Hearst Newspapers is experimenting with product development and tracking user behavior to help find and convert potential local, digital subscribers, Rob Barrett, president of digital media at Hearst Newspapers, explained at MediaPost's Publishing Insider Summit yesterday in Pinehurst, NC.

In the past, “journalism was subsidized by advertising,” Barrett said. Now, publishers have to have a “product focus… and a direct relationship with the reader to ask them to buy that product.”



About eight years ago, Hearst spun off its large websites (such as San Francisco’s SFGate.com and Houston’s Chron.com) from its main newsroom management to focus on audience development. Those sites had about 60% reach across its markets. (At the time, the Los Angeles Times had about 30% reach, Barrett said).

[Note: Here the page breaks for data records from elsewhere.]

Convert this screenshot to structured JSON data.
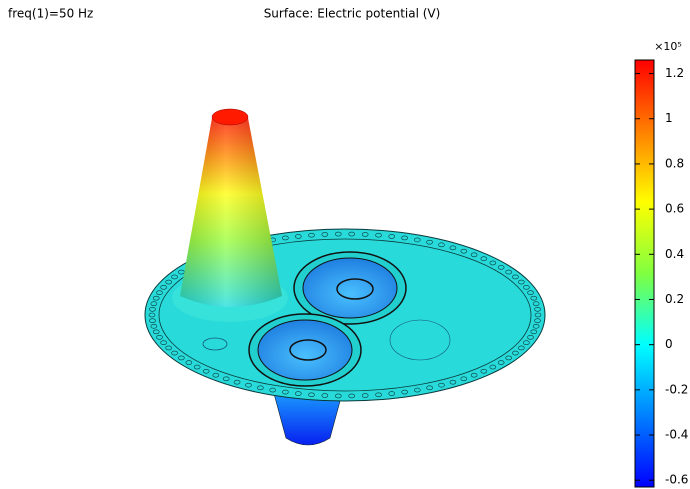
{
  "chart_data": {
    "type": "surface",
    "title": "Surface: Electric potential (V)",
    "annotation": "freq(1)=50 Hz",
    "colorbar_multiplier": "×10⁵",
    "clim": [
      -0.63,
      1.26
    ],
    "cticks": [
      -0.6,
      -0.4,
      -0.2,
      0,
      0.2,
      0.4,
      0.6,
      0.8,
      1,
      1.2
    ],
    "colormap": [
      "#0000ff",
      "#0080ff",
      "#00ffff",
      "#80ff40",
      "#ffff00",
      "#ff8000",
      "#ff0000"
    ]
  }
}
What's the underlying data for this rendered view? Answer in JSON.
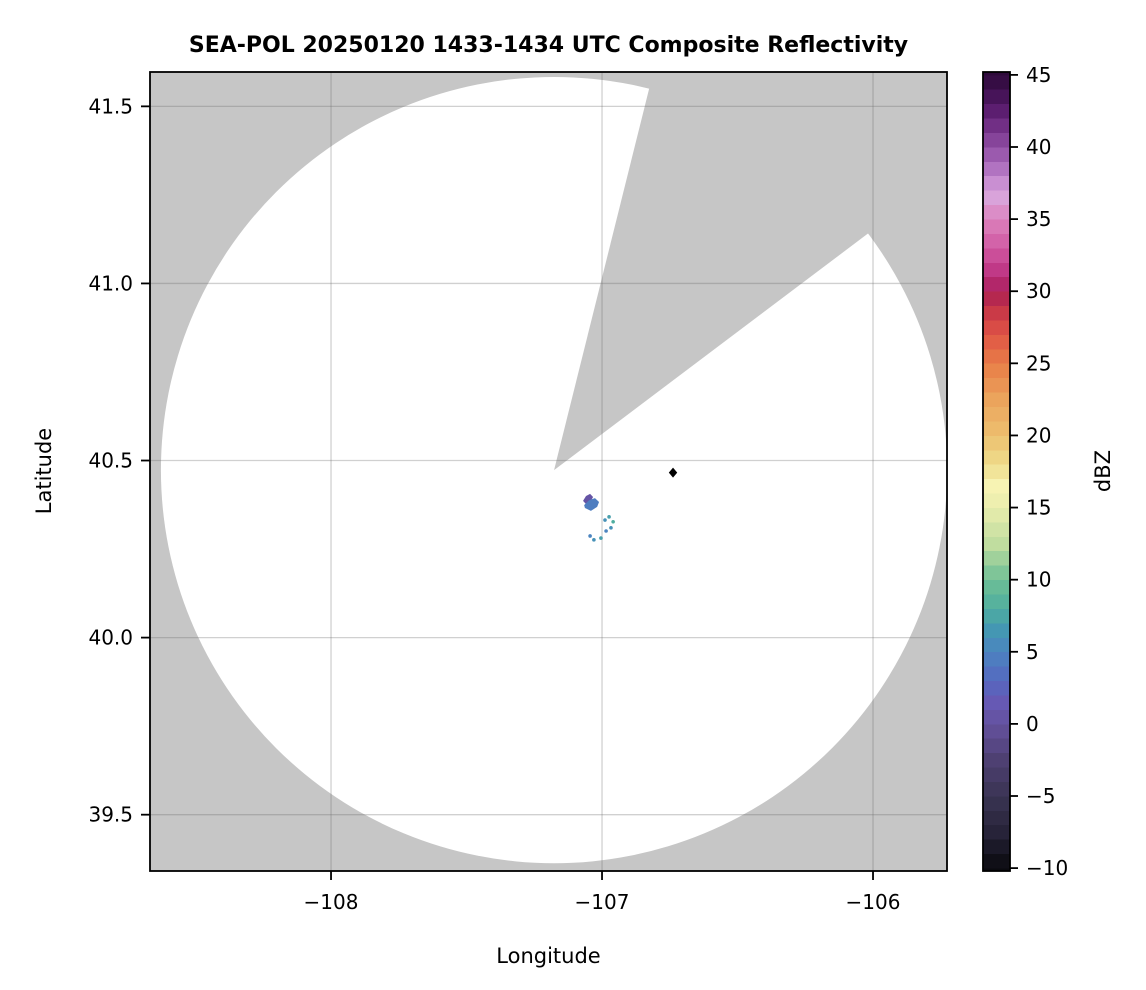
{
  "title": "SEA-POL 20250120 1433-1434 UTC Composite Reflectivity",
  "axes": {
    "xlabel": "Longitude",
    "ylabel": "Latitude",
    "xlim": [
      -108.668,
      -105.727
    ],
    "ylim": [
      39.341,
      41.597
    ],
    "grid": true,
    "x_ticks": [
      {
        "value": -108,
        "label": "−108"
      },
      {
        "value": -107,
        "label": "−107"
      },
      {
        "value": -106,
        "label": "−106"
      }
    ],
    "y_ticks": [
      {
        "value": 41.5,
        "label": "41.5"
      },
      {
        "value": 41.0,
        "label": "41.0"
      },
      {
        "value": 40.5,
        "label": "40.5"
      },
      {
        "value": 40.0,
        "label": "40.0"
      },
      {
        "value": 39.5,
        "label": "39.5"
      }
    ]
  },
  "colorbar": {
    "label": "dBZ",
    "vmin": -10,
    "vmax": 45,
    "edge_pad": 0.2,
    "band_step": 1,
    "tick_values": [
      45,
      40,
      35,
      30,
      25,
      20,
      15,
      10,
      5,
      0,
      -5,
      -10
    ],
    "tick_labels": [
      "45",
      "40",
      "35",
      "30",
      "25",
      "20",
      "15",
      "10",
      "5",
      "0",
      "−5",
      "−10"
    ],
    "stops": [
      [
        -10,
        "#0a0a0f"
      ],
      [
        -7.5,
        "#272339"
      ],
      [
        -5,
        "#3a3453"
      ],
      [
        -2.5,
        "#4e4072"
      ],
      [
        0,
        "#65519e"
      ],
      [
        1.5,
        "#6659b4"
      ],
      [
        3,
        "#5668c0"
      ],
      [
        5,
        "#4b84c0"
      ],
      [
        6.5,
        "#4497b3"
      ],
      [
        8,
        "#4fae9f"
      ],
      [
        10,
        "#6fbf96"
      ],
      [
        12.5,
        "#c0dd9f"
      ],
      [
        15,
        "#e9edad"
      ],
      [
        16.5,
        "#f7f3b3"
      ],
      [
        18,
        "#eedd8c"
      ],
      [
        20,
        "#edc06f"
      ],
      [
        22.5,
        "#eba45c"
      ],
      [
        25,
        "#e87d47"
      ],
      [
        27,
        "#e05545"
      ],
      [
        29,
        "#c23148"
      ],
      [
        30,
        "#a81f55"
      ],
      [
        31,
        "#bb2e7e"
      ],
      [
        33,
        "#d058a2"
      ],
      [
        35,
        "#dc82bd"
      ],
      [
        36.5,
        "#d9a3da"
      ],
      [
        37.5,
        "#c98fd2"
      ],
      [
        38.5,
        "#b173c1"
      ],
      [
        40,
        "#904ea4"
      ],
      [
        41.5,
        "#712f85"
      ],
      [
        42.5,
        "#5c1e70"
      ],
      [
        43.5,
        "#471459"
      ],
      [
        45,
        "#2e0a3a"
      ]
    ]
  },
  "chart_data": {
    "type": "heatmap",
    "field": "composite reflectivity (dBZ)",
    "radar": {
      "lon": -107.177,
      "lat": 40.473,
      "coverage_radius_deg_lat": 1.11,
      "blocked_sector_azimuth_deg": [
        14,
        53
      ]
    },
    "colors": {
      "out_of_range": "#c6c6c6",
      "clear_air": "#ffffff",
      "grid": "rgba(110,110,110,0.32)",
      "site_marker": "#000000"
    },
    "site_marker": {
      "shape": "diamond",
      "lon": -106.738,
      "lat": 40.466
    },
    "echoes": {
      "polygons": [
        {
          "dbz": 0.5,
          "points": [
            [
              -107.07,
              40.386
            ],
            [
              -107.059,
              40.4
            ],
            [
              -107.044,
              40.406
            ],
            [
              -107.033,
              40.397
            ],
            [
              -107.041,
              40.386
            ],
            [
              -107.059,
              40.377
            ]
          ]
        },
        {
          "dbz": 4.5,
          "points": [
            [
              -107.066,
              40.374
            ],
            [
              -107.048,
              40.388
            ],
            [
              -107.026,
              40.394
            ],
            [
              -107.011,
              40.383
            ],
            [
              -107.018,
              40.369
            ],
            [
              -107.041,
              40.358
            ],
            [
              -107.063,
              40.366
            ]
          ]
        }
      ],
      "cells": [
        {
          "lon": -106.989,
          "lat": 40.332,
          "dbz": 6
        },
        {
          "lon": -106.974,
          "lat": 40.341,
          "dbz": 7
        },
        {
          "lon": -106.959,
          "lat": 40.327,
          "dbz": 8
        },
        {
          "lon": -106.967,
          "lat": 40.31,
          "dbz": 6
        },
        {
          "lon": -106.985,
          "lat": 40.301,
          "dbz": 5
        },
        {
          "lon": -107.044,
          "lat": 40.287,
          "dbz": 5
        },
        {
          "lon": -107.03,
          "lat": 40.276,
          "dbz": 6
        },
        {
          "lon": -107.004,
          "lat": 40.281,
          "dbz": 7
        }
      ]
    }
  }
}
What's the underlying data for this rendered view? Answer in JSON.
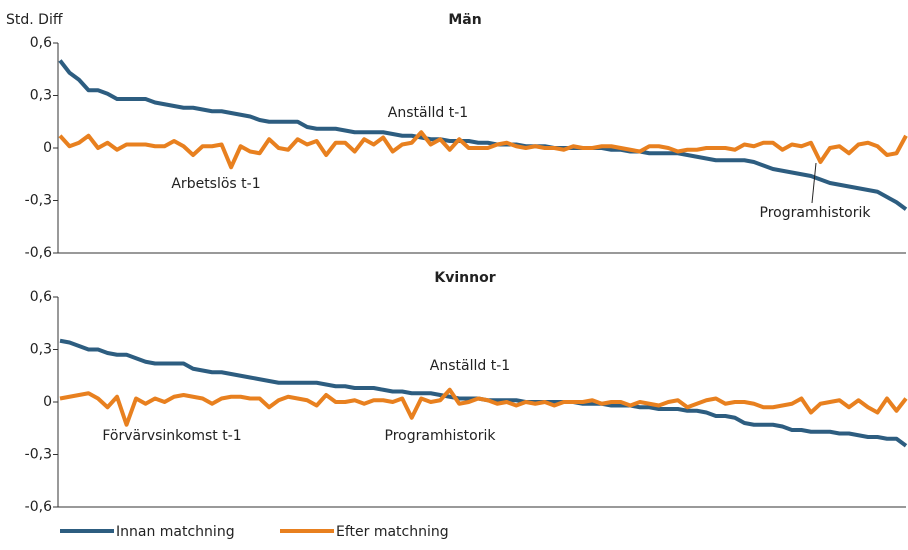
{
  "chart_data": [
    {
      "type": "line",
      "title": "Män",
      "y_label": "Std. Diff",
      "categories": [
        null,
        null,
        null,
        null,
        null,
        null,
        null,
        null,
        null,
        null,
        null,
        null,
        null,
        null,
        null,
        null,
        null,
        null,
        null,
        null,
        null,
        null,
        null,
        null,
        null,
        null,
        null,
        null,
        null,
        null,
        null,
        null,
        null,
        null,
        null,
        null,
        null,
        null,
        null,
        null,
        null,
        null,
        null,
        null,
        null,
        null,
        null,
        null,
        null,
        null,
        null,
        null,
        null,
        null,
        null,
        null,
        null,
        null,
        null,
        null,
        null,
        null,
        null,
        null,
        null,
        null,
        null,
        null,
        null,
        null,
        null,
        null,
        null,
        null,
        null,
        null,
        null,
        null,
        null,
        null,
        null,
        null,
        null,
        null,
        null,
        null,
        null,
        null,
        null,
        null
      ],
      "series": [
        {
          "name": "Innan matchning",
          "color": "#2d5d80",
          "values": [
            0.5,
            0.43,
            0.39,
            0.33,
            0.33,
            0.31,
            0.28,
            0.28,
            0.28,
            0.28,
            0.26,
            0.25,
            0.24,
            0.23,
            0.23,
            0.22,
            0.21,
            0.21,
            0.2,
            0.19,
            0.18,
            0.16,
            0.15,
            0.15,
            0.15,
            0.15,
            0.12,
            0.11,
            0.11,
            0.11,
            0.1,
            0.09,
            0.09,
            0.09,
            0.09,
            0.08,
            0.07,
            0.07,
            0.06,
            0.05,
            0.05,
            0.04,
            0.04,
            0.04,
            0.03,
            0.03,
            0.02,
            0.02,
            0.02,
            0.01,
            0.01,
            0.01,
            0.0,
            0.0,
            0.0,
            0.0,
            0.0,
            0.0,
            -0.01,
            -0.01,
            -0.02,
            -0.02,
            -0.03,
            -0.03,
            -0.03,
            -0.03,
            -0.04,
            -0.05,
            -0.06,
            -0.07,
            -0.07,
            -0.07,
            -0.07,
            -0.08,
            -0.1,
            -0.12,
            -0.13,
            -0.14,
            -0.15,
            -0.16,
            -0.18,
            -0.2,
            -0.21,
            -0.22,
            -0.23,
            -0.24,
            -0.25,
            -0.28,
            -0.31,
            -0.35
          ]
        },
        {
          "name": "Efter matchning",
          "color": "#e8801f",
          "values": [
            0.07,
            0.01,
            0.03,
            0.07,
            0.0,
            0.03,
            -0.01,
            0.02,
            0.02,
            0.02,
            0.01,
            0.01,
            0.04,
            0.01,
            -0.04,
            0.01,
            0.01,
            0.02,
            -0.11,
            0.01,
            -0.02,
            -0.03,
            0.05,
            0.0,
            -0.01,
            0.05,
            0.02,
            0.04,
            -0.04,
            0.03,
            0.03,
            -0.02,
            0.05,
            0.02,
            0.06,
            -0.02,
            0.02,
            0.03,
            0.09,
            0.02,
            0.05,
            -0.01,
            0.05,
            0.0,
            0.0,
            0.0,
            0.02,
            0.03,
            0.01,
            0.0,
            0.01,
            0.0,
            0.0,
            -0.01,
            0.01,
            0.0,
            0.0,
            0.01,
            0.01,
            0.0,
            -0.01,
            -0.02,
            0.01,
            0.01,
            0.0,
            -0.02,
            -0.01,
            -0.01,
            0.0,
            0.0,
            0.0,
            -0.01,
            0.02,
            0.01,
            0.03,
            0.03,
            -0.01,
            0.02,
            0.01,
            0.03,
            -0.08,
            0.0,
            0.01,
            -0.03,
            0.02,
            0.03,
            0.01,
            -0.04,
            -0.03,
            0.07
          ]
        }
      ],
      "ylim": [
        -0.6,
        0.6
      ],
      "yticks": [
        {
          "value": -0.6,
          "label": "-0,6"
        },
        {
          "value": -0.3,
          "label": "-0,3"
        },
        0,
        {
          "value": 0.3,
          "label": "0,3"
        },
        {
          "value": 0.6,
          "label": "0,6"
        }
      ],
      "annotations": [
        "Anställd t-1",
        "Arbetslös t-1",
        "Programhistorik"
      ]
    },
    {
      "type": "line",
      "title": "Kvinnor",
      "categories": [
        null,
        null,
        null,
        null,
        null,
        null,
        null,
        null,
        null,
        null,
        null,
        null,
        null,
        null,
        null,
        null,
        null,
        null,
        null,
        null,
        null,
        null,
        null,
        null,
        null,
        null,
        null,
        null,
        null,
        null,
        null,
        null,
        null,
        null,
        null,
        null,
        null,
        null,
        null,
        null,
        null,
        null,
        null,
        null,
        null,
        null,
        null,
        null,
        null,
        null,
        null,
        null,
        null,
        null,
        null,
        null,
        null,
        null,
        null,
        null,
        null,
        null,
        null,
        null,
        null,
        null,
        null,
        null,
        null,
        null,
        null,
        null,
        null,
        null,
        null,
        null,
        null,
        null,
        null,
        null,
        null,
        null,
        null,
        null,
        null,
        null,
        null,
        null,
        null,
        null
      ],
      "series": [
        {
          "color": "#2d5d80",
          "values": [
            0.35,
            0.34,
            0.32,
            0.3,
            0.3,
            0.28,
            0.27,
            0.27,
            0.25,
            0.23,
            0.22,
            0.22,
            0.22,
            0.22,
            0.19,
            0.18,
            0.17,
            0.17,
            0.16,
            0.15,
            0.14,
            0.13,
            0.12,
            0.11,
            0.11,
            0.11,
            0.11,
            0.11,
            0.1,
            0.09,
            0.09,
            0.08,
            0.08,
            0.08,
            0.07,
            0.06,
            0.06,
            0.05,
            0.05,
            0.05,
            0.04,
            0.03,
            0.02,
            0.02,
            0.02,
            0.01,
            0.01,
            0.01,
            0.01,
            0.0,
            0.0,
            0.0,
            0.0,
            0.0,
            0.0,
            -0.01,
            -0.01,
            -0.01,
            -0.02,
            -0.02,
            -0.02,
            -0.03,
            -0.03,
            -0.04,
            -0.04,
            -0.04,
            -0.05,
            -0.05,
            -0.06,
            -0.08,
            -0.08,
            -0.09,
            -0.12,
            -0.13,
            -0.13,
            -0.13,
            -0.14,
            -0.16,
            -0.16,
            -0.17,
            -0.17,
            -0.17,
            -0.18,
            -0.18,
            -0.19,
            -0.2,
            -0.2,
            -0.21,
            -0.21,
            -0.25
          ]
        },
        {
          "color": "#e8801f",
          "values": [
            0.02,
            0.03,
            0.04,
            0.05,
            0.02,
            -0.03,
            0.03,
            -0.13,
            0.02,
            -0.01,
            0.02,
            0.0,
            0.03,
            0.04,
            0.03,
            0.02,
            -0.01,
            0.02,
            0.03,
            0.03,
            0.02,
            0.02,
            -0.03,
            0.01,
            0.03,
            0.02,
            0.01,
            -0.02,
            0.04,
            0.0,
            0.0,
            0.01,
            -0.01,
            0.01,
            0.01,
            0.0,
            0.02,
            -0.09,
            0.02,
            0.0,
            0.01,
            0.07,
            -0.01,
            0.0,
            0.02,
            0.01,
            -0.01,
            0.0,
            -0.02,
            0.0,
            -0.01,
            0.0,
            -0.02,
            0.0,
            0.0,
            0.0,
            0.01,
            -0.01,
            0.0,
            0.0,
            -0.02,
            0.0,
            -0.01,
            -0.02,
            0.0,
            0.01,
            -0.03,
            -0.01,
            0.01,
            0.02,
            -0.01,
            0.0,
            0.0,
            -0.01,
            -0.03,
            -0.03,
            -0.02,
            -0.01,
            0.02,
            -0.06,
            -0.01,
            0.0,
            0.01,
            -0.03,
            0.01,
            -0.03,
            -0.06,
            0.02,
            -0.05,
            0.02
          ]
        }
      ],
      "ylim": [
        -0.6,
        0.6
      ],
      "yticks": [
        {
          "value": -0.6,
          "label": "-0,6"
        },
        {
          "value": -0.3,
          "label": "-0,3"
        },
        0,
        {
          "value": 0.3,
          "label": "0,3"
        },
        {
          "value": 0.6,
          "label": "0,6"
        }
      ],
      "annotations": [
        "Anställd t-1",
        "Förvärvsinkomst t-1",
        "Programhistorik"
      ]
    }
  ]
}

Over the last decade or so, Hearst has invested heavily in diversifying its digital advertising to support those sites and moved away from its reliance on newspaper subscriptions.

“Every one of Hearst markets has an agency … of digital-marketing services team, with local sales representatives,” Barrett said.

The company also has a native content business based in San Francisco that serves all of Hearst’s local markets. Its growth strategy — to diversify its advertising revenue — has “doubled the digital revenue,” Barrett said.

Because Hearst Newspapers focuses on local markets, its brands have “a limited number of consumers, so we have to be more diverse and do more things with a smaller scale to pay us back,” Barrett said.

Thus, the company has turned to the larger sites its built, like SFGate and Chron, to develop new channels and potential subscribers.

Hearst now has profiles of 90 million users across all of its markets and has tracked the behavior patterns and content consumption categories of those users.

The company can look at engaged users who come to a site 10 times a month, Barrett said, and determine what content they are consuming. Then, it can serve them targeted content, email and soon, advertising. The site's content can also be personalized and tailored for specific profiles.

For example, a user reading mostly sports coverage on a site is more likely to convert to a sports site, especially if that user is served a special package to subscribe led by a sports pitch, Barrett said. The next step: Hearst Newspapers can create or acquire a sports-driven site that will attract that profile.

“We are focusing on behavior and content consumption more than the demographic” of users, Barrett said. “With profiling, we can mine larger audiences for those that can convert and create channels to drive subscriptions.” 

Hearst is looking at tailoring a metered paywall to respond to individual behaviors, such as adjusting the number of articles a user can access for free, based on their profile.